Verisk announced that the U.S. Federal Trade Commission (FTC) had not completed its review of the transaction by the set termination date of December 26. This delay prompted Verisk to pull the plug on the deal.
In a twist, AccuLynx has asserted that the termination is “invalid.” Verisk, however, has expressed strong disagreement with this claim and intends to “vigorously defend” its position.
Analysts from Raymond James suggest that the termination of the deal could lead to increased share repurchase activity from Verisk in 2026.

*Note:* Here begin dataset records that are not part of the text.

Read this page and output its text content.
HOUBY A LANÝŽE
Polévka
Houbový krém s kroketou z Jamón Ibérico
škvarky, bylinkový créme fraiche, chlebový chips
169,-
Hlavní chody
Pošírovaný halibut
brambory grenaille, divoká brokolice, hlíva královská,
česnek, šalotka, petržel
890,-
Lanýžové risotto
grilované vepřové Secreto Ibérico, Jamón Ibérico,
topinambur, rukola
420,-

Originally announced in July, the acquisition was anticipated to close by the third quarter of 2025. The deal was seen as a strategic fit for Verisk, enhancing its capabilities in claims management solutions.

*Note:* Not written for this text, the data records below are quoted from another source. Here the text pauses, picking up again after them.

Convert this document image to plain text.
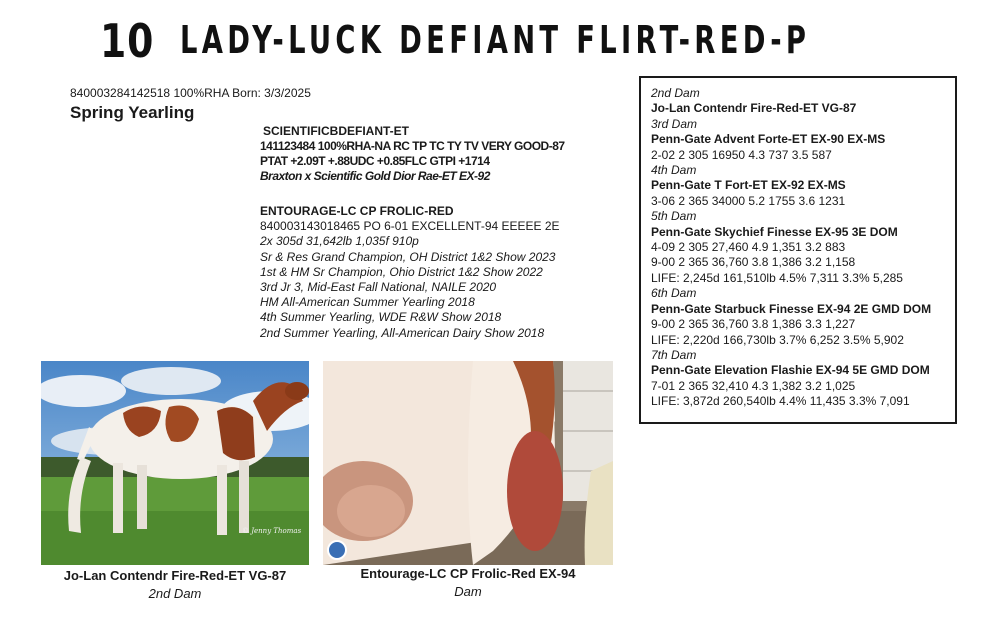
10 LADY-LUCK DEFIANT FLIRT-RED-P
840003284142518 100%RHA Born: 3/3/2025
Spring Yearling
SCIENTIFICBDEFIANT-ET
141123484 100%RHA-NA RC TP TC TY TV VERY GOOD-87
PTAT +2.09T +.88UDC +0.85FLC GTPI +1714
Braxton x Scientific Gold Dior Rae-ET EX-92
ENTOURAGE-LC CP FROLIC-RED
840003143018465 PO 6-01 EXCELLENT-94 EEEEE 2E
2x 305d 31,642lb 1,035f 910p
Sr & Res Grand Champion, OH District 1&2 Show 2023
1st & HM Sr Champion, Ohio District 1&2 Show 2022
3rd Jr 3, Mid-East Fall National, NAILE 2020
HM All-American Summer Yearling 2018
4th Summer Yearling, WDE R&W Show 2018
2nd Summer Yearling, All-American Dairy Show 2018
2nd Dam
Jo-Lan Contendr Fire-Red-ET VG-87
3rd Dam
Penn-Gate Advent Forte-ET EX-90 EX-MS
2-02 2 305 16950 4.3 737 3.5 587
4th Dam
Penn-Gate T Fort-ET EX-92 EX-MS
3-06 2 365 34000 5.2 1755 3.6 1231
5th Dam
Penn-Gate Skychief Finesse EX-95 3E DOM
4-09 2 305 27,460 4.9 1,351 3.2 883
9-00 2 365 36,760 3.8 1,386 3.2 1,158
LIFE: 2,245d 161,510lb 4.5% 7,311 3.3% 5,285
6th Dam
Penn-Gate Starbuck Finesse EX-94 2E GMD DOM
9-00 2 365 36,760 3.8 1,386 3.3 1,227
LIFE: 2,220d 166,730lb 3.7% 6,252 3.5% 5,902
7th Dam
Penn-Gate Elevation Flashie EX-94 5E GMD DOM
7-01 2 365 32,410 4.3 1,382 3.2 1,025
LIFE: 3,872d 260,540lb 4.4% 11,435 3.3% 7,091
Jo-Lan Contendr Fire-Red-ET VG-87
2nd Dam
© Jenny Thomas
Entourage-LC CP Frolic-Red EX-94
Dam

Related: Verisk’s Buy of AccuLynx ‘Natural Fit’ for Claims Management Solutions
In October, the FTC had requested additional information from both Verisk and AccuLynx regarding the proposed transaction, indicating a prolonged regulatory review process.
Despite earlier assurances from Verisk executives that progress was being made towards securing approval, the deal ultimately could not be finalized by the extended deadline.
The unfinished review after the termination deadline places both companies in a difficult position, forcing them to choose between a potentially lengthy legal battle or walking away from the deal entirely.
Neither AccuLynx nor the FTC responded immediately to requests for comment from Reuters.
Founded in 2008, AccuLynx specializes in software solutions that assist roofing contractors in streamlining their operations and enhancing business efficiency.
With the acquisition now off the table, Verisk plans to redeem the $1.5 billion in debt that was issued in relation to the intended acquisition.